Treating a public key as private is probably going to go wrong at some point. It reminds me of the fairy tale of Rumpelstiltskin, where nobody is allowed to know your name (public key). And in case of RSA, an attacker (having knowledge of neither the public nor private key) could submit any message to B and demand they 'decrypt' (message^e mod n) it using A's public key. So an attacker does not know A's public key, but they can ask B to encrypt anything they want to send to A using that public key. It depends on the scenario if that is actually useful for anything, but the whole scenario feels wrong.

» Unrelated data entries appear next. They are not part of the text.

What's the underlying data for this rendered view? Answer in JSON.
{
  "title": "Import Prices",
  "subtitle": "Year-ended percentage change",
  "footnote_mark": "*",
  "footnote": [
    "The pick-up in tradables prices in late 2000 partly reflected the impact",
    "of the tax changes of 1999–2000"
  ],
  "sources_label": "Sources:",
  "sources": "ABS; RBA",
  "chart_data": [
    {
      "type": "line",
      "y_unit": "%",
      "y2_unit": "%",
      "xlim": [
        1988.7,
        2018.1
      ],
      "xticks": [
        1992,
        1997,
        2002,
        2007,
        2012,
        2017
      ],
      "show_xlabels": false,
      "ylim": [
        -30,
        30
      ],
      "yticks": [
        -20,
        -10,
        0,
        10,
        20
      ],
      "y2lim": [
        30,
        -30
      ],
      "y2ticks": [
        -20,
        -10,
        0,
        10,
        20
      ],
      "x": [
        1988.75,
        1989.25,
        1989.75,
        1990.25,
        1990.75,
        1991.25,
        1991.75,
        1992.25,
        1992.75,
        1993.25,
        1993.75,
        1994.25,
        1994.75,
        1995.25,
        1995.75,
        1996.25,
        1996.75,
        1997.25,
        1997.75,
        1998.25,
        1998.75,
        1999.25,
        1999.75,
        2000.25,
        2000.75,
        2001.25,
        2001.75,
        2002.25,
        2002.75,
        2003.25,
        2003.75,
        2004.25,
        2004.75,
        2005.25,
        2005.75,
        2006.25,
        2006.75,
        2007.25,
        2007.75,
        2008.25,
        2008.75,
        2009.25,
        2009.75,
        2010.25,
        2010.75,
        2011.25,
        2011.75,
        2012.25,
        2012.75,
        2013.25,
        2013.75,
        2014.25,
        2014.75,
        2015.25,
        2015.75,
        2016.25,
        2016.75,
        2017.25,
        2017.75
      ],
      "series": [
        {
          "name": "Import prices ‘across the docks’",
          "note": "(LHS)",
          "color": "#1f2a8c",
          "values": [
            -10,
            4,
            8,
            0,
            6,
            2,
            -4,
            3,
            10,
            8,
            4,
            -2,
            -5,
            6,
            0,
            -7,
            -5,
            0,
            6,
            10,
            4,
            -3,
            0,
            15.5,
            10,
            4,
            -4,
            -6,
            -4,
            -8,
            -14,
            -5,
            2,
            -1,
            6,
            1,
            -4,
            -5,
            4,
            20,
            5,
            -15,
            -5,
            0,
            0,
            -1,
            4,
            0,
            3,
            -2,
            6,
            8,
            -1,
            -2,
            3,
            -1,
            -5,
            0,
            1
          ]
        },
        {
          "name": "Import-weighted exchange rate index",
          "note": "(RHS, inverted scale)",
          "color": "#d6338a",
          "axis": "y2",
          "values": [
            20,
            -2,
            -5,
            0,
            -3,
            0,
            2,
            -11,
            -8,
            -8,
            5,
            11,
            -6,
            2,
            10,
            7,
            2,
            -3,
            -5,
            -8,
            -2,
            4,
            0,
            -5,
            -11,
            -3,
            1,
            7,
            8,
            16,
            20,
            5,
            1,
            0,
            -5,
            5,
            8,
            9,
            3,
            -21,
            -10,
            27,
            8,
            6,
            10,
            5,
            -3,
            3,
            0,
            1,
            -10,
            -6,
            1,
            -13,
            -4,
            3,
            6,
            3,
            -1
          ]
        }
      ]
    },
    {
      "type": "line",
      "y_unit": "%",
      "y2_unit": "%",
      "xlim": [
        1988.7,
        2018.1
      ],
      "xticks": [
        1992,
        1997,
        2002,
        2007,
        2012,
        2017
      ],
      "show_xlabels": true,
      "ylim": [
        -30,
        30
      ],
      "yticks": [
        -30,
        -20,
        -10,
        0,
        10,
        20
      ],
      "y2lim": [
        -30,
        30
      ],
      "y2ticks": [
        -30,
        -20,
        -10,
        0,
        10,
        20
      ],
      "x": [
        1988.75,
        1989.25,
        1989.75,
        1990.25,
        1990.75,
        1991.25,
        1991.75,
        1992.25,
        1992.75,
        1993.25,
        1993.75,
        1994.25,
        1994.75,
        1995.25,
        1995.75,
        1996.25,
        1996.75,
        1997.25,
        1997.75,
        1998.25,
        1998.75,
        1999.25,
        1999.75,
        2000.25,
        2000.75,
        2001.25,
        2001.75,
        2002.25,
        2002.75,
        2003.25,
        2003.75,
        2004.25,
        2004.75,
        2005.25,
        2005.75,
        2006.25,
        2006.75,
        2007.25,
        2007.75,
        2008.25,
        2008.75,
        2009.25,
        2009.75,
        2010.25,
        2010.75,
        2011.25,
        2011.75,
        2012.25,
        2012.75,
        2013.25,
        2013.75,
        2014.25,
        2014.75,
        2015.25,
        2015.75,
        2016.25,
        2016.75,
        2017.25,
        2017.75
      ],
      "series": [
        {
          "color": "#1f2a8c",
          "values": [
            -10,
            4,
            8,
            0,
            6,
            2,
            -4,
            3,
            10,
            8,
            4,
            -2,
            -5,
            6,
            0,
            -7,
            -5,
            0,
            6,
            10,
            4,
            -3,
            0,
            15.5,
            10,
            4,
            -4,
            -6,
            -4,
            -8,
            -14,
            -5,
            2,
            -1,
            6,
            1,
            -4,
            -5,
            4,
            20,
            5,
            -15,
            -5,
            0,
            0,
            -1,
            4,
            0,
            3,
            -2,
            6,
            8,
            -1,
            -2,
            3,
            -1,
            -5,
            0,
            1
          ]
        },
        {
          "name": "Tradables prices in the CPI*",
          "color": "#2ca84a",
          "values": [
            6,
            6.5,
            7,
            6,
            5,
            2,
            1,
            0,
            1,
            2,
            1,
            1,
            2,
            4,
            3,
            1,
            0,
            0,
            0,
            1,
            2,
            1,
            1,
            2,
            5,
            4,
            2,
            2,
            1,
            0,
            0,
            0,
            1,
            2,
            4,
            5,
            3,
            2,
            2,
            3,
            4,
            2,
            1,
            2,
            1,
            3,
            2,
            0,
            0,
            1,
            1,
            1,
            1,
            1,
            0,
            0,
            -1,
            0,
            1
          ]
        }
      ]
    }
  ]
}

or what's even simpler, just demand B to send back the A's public key

An attacker could just capture the transmission once and replay it ever after. Are you assuming there is already an encrypted channel based on the client certificate? Because then you're not using the TLS handshake but just building something inside the TLS tunnel.


I don't know the entire TLS specification by heart to be able to tell you that this is supported by the protocol, or all features of a popular client to be able to tell you that a specific client cannot do this, but it seems doubtful. I don't see a need to support this: your scenario cannot really exist, since if no data can flow from B back to A, there can be no handshake. Therefore, when you exchange the key from A to B via something like SSH, B can also communicate back to A. If you want mutual authentication and there is, at some point in time, an established encrypted tunnel that was mutually authenticated, then that would be the opportunity to exchange keys. And if you're not looking for mutual authentication but only for "a secure TLS connection using only client certificate" (i.e. only one side is authenticated), then you can use TLS as normal but ignore the validity of the server's certificate (so like curl -k).